Adriana Lopes Vieira
Médica veterinária do Centro de Controle de Zoonoses
Terraço Paulistano
Esclarecendo as acusações desvairadas e inverídicas desferidas pelo senhor Elídio Lopes a todos os importadores de vinhos, é importante lembrar que a Terroir recentemente perdeu diversos produtores para várias outras importadoras, além das mencionadas na reportagem ("Fui roubado", 7 de maio). Tais mudanças são comuns no mercado e realizadas por decisão exclusiva dos produtores. Acreditamos que a verdadeira razão da irritação de Lopes seja que os vinhos Errazuriz estão sendo agora vendidos por preços que chegam a ser a metade dos da Terroir. Lembramos que a reputação de ética e seriedade da Mistral é inquestionável e amplamente conhecida por todos os que acompanham o mercado de vinhos.

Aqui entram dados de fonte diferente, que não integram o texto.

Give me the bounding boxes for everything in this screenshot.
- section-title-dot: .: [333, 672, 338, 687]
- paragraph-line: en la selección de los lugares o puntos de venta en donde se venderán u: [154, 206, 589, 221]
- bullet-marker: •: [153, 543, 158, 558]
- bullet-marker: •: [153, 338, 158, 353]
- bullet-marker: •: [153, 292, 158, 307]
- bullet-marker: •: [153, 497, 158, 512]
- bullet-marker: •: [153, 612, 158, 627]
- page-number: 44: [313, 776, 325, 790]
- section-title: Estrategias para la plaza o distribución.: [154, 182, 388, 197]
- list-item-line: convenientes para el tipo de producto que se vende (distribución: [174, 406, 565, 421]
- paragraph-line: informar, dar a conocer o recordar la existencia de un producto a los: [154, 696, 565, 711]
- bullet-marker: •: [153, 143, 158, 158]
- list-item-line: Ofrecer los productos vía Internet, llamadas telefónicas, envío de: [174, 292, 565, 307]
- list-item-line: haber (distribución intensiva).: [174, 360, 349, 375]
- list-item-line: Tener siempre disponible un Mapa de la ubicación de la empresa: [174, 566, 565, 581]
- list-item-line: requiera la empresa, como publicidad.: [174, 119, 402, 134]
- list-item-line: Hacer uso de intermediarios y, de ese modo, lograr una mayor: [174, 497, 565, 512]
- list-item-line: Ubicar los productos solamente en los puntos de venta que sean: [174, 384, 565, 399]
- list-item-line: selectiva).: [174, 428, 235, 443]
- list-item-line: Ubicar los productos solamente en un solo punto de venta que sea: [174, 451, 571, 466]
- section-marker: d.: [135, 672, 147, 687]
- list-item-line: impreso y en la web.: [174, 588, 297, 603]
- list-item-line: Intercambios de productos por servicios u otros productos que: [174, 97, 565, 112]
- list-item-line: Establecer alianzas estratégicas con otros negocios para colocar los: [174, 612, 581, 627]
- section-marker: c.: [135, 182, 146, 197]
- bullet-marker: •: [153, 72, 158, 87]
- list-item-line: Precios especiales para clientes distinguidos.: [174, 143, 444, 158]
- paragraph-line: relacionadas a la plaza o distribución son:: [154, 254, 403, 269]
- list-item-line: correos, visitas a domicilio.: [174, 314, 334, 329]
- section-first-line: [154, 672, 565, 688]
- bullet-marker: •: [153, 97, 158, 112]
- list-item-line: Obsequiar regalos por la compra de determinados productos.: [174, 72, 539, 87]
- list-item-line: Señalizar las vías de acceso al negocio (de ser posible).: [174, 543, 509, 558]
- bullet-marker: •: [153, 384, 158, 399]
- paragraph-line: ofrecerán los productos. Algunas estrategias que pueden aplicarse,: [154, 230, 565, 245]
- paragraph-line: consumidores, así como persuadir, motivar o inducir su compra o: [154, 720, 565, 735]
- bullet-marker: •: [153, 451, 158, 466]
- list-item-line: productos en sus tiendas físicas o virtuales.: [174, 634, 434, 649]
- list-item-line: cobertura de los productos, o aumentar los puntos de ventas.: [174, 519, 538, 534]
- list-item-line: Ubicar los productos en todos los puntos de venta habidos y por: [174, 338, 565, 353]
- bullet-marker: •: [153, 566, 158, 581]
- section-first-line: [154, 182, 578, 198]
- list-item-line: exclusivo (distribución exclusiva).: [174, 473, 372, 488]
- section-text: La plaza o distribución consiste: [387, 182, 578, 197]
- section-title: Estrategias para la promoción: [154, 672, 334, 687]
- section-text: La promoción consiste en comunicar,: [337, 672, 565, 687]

Ciro Lilla, presidente das importadoras Mistral e Vinci
Achei fora de propósito os comentários do senhor Lopes. Se ele sabe de algum restaurante comprado por importadora, tem de mencionar. Não pode generalizar. Se perdeu produtores para outros importadores é por falta de competência e por vender vinhos mais caros que os de seus concorrentes.
Paulo Barroso de Barros
Restaurante Due Cuochi Cucina
Estou a 150 metros da importadora Terroir e, mesmo com uma venda média de 3 500 garrafas de vinho por mês, a maioria da Mistral, da Expand e da Enoteca Fasano, nunca fui procurado nem comprado, assim como não o foram meus funcionários, por nenhuma importadora com presentes, como ele afirma. Talvez ele esteja é com inveja e raiva da competência dos concorrentes, que têm preços melhores e atendimento com qualidade superior ao da Terroir.
Jan Michel Milan
Restaurante Sallvattore
Walcyr Carrasco
Também tive a minha tia ("Adeus, tia!", 7 de maio). Ela cuidou de meus avós e era a primeira pessoa a ser chamada quando alguém da família adoecia. Foi independente financeiramente, mas nunca desistiu de arrumar marido. Teve um namorado – que nunca conhecemos – e dizia que ia casar. "Tia, para que casar? Amizade colorida não é melhor?" E ela respondia: "Não, minha formação não permite". Morreu antes de completar 65 anos. Rodeada de sobrinhos. Que saudade!
Sandra Fattori
Minha primeira vez
Gostaria de cumprimentar o leitor Raul Tozzetto Alexandre (A opinião do leitor, 7 de abril) pela belíssima e inspirada carta que fez sobre as mães. Agradeço-lhe as gentis referências à minha pessoa.